Banyak Katalis Positif, Instrumen Obligasi Jadi Pilihan Para Manajer Investasi

Jumat, 18 Januari 2019 | 08:30 WIB
Banyak Katalis Positif, Instrumen Obligasi Jadi Pilihan Para Manajer Investasi
[]
Reporter: Dimas Andi | Editor: Narita Indrastiti

KONTAN.CO.ID - JAKARTA. Pelaku pasar semakin yakin kenaikan suku bunga Amerika Serikat serta suku bunga Bank Indonesia (BI) tidak akan agresif tahun ini. Hal ini menjadi angin segar bagi instrumen berbasis obligasi. Manajer investasi merekomendasikan instrumen tersebut untuk dikoleksi investor pada tahun ini.

Chief Executive Officer Schroders Investment Management Indonesia Michael Tjoajadi mengatakan, obligasi bisa menjadi pilihan. Pergerakan instrumen ini akan positif, didukung tingkat suku bunga acuan Amerika Serikat (AS) yang sudah tinggi, mendekati level puncak. Ini membuka potensi suku bunga turun di tahun ini.

Bahkan, The Federal Reserve bisa saja lebih cepat menurunkan suku bunga acuan, terutama bila negara tersebut benar-benar terjerumus dalam resesi ekonomi. Bila ini terjadi, suku bunga acuan Bank Indonesia juga akan turun.

Sentimen ini tentu akan membuat pergerakan harga serta yield obligasi menjadi lebih stabil. Bukan mustahil juga tren kenaikan harga yang diikuti oleh penurunan yield obligasi segera terjadi begitu suku bunga acuan turun.

Kondisi tersebut akan menguntungkan bagi berbagai jenis produk beraset dasar obligasi, misalnya reksadana pendapatan tetap.

Michael pun menyarankan, agar investor mulai mengakumulasi instrumen berbasis obligasi sejak awal tahun.
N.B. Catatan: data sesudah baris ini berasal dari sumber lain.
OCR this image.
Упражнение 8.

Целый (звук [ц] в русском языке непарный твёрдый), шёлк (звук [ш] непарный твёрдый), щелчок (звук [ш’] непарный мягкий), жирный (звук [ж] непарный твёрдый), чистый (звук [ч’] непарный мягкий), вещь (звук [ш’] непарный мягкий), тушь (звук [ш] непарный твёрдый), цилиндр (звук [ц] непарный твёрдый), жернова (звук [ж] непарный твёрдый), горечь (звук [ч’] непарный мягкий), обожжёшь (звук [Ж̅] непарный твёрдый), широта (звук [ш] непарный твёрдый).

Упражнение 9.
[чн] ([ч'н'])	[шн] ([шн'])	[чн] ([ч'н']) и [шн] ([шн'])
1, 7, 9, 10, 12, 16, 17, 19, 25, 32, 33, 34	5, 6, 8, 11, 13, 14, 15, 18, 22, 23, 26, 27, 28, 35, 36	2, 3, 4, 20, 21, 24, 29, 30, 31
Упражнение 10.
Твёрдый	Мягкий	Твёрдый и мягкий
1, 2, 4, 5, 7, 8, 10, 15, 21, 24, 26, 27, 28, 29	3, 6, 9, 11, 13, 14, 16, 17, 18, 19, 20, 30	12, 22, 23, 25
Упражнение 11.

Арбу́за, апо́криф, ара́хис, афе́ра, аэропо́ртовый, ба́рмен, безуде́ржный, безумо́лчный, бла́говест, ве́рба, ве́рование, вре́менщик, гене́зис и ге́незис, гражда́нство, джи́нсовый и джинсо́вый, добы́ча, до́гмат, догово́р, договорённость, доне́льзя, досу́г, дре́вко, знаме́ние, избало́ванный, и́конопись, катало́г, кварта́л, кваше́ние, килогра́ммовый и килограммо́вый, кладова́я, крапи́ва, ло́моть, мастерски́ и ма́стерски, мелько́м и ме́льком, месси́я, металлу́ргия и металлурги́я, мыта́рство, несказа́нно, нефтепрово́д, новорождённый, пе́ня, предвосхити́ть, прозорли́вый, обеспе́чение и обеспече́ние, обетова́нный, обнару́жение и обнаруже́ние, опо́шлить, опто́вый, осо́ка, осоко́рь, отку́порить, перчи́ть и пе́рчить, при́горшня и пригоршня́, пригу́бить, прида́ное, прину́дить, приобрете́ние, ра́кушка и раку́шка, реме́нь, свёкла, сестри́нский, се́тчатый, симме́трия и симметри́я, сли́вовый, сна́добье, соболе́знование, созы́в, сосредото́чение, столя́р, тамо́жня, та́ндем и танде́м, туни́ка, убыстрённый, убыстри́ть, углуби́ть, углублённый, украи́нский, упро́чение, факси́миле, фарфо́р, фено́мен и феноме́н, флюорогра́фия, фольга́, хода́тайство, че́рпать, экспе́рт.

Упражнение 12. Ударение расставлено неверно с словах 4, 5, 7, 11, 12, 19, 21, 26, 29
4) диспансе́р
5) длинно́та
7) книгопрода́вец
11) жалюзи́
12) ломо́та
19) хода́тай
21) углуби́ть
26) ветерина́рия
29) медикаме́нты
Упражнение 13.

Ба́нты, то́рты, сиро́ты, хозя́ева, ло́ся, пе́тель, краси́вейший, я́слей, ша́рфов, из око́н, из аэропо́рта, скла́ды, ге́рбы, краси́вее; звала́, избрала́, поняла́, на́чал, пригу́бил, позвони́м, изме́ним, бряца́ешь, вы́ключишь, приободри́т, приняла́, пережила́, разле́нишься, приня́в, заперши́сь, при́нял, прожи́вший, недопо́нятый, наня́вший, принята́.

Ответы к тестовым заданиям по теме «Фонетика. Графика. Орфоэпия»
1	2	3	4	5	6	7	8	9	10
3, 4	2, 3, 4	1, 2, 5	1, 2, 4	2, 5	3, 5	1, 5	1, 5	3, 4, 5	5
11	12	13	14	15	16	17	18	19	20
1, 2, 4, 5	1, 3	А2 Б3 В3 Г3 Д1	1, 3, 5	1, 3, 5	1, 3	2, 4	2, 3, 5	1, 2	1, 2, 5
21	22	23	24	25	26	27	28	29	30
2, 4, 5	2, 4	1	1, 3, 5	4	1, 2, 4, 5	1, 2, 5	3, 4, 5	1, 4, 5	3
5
Mengingat saat ini harga instrumen ini lebih murah. "Porsi obligasi bisa diperbesar di kuartal satu dan kedua. Setelah itu, baru saham bisa menyusul untuk dibeli oleh investor," saran dia, kemarin.

Direktur Bahana TCW Investment Soni Wibowo juga menjagokan instrumen obligasi di tahun ini, terutama di periode semester pertama. Hanya saja, investor tetap harus mewaspadai sejumlah sentimen negatif yang terjadi pada awal tahun ini.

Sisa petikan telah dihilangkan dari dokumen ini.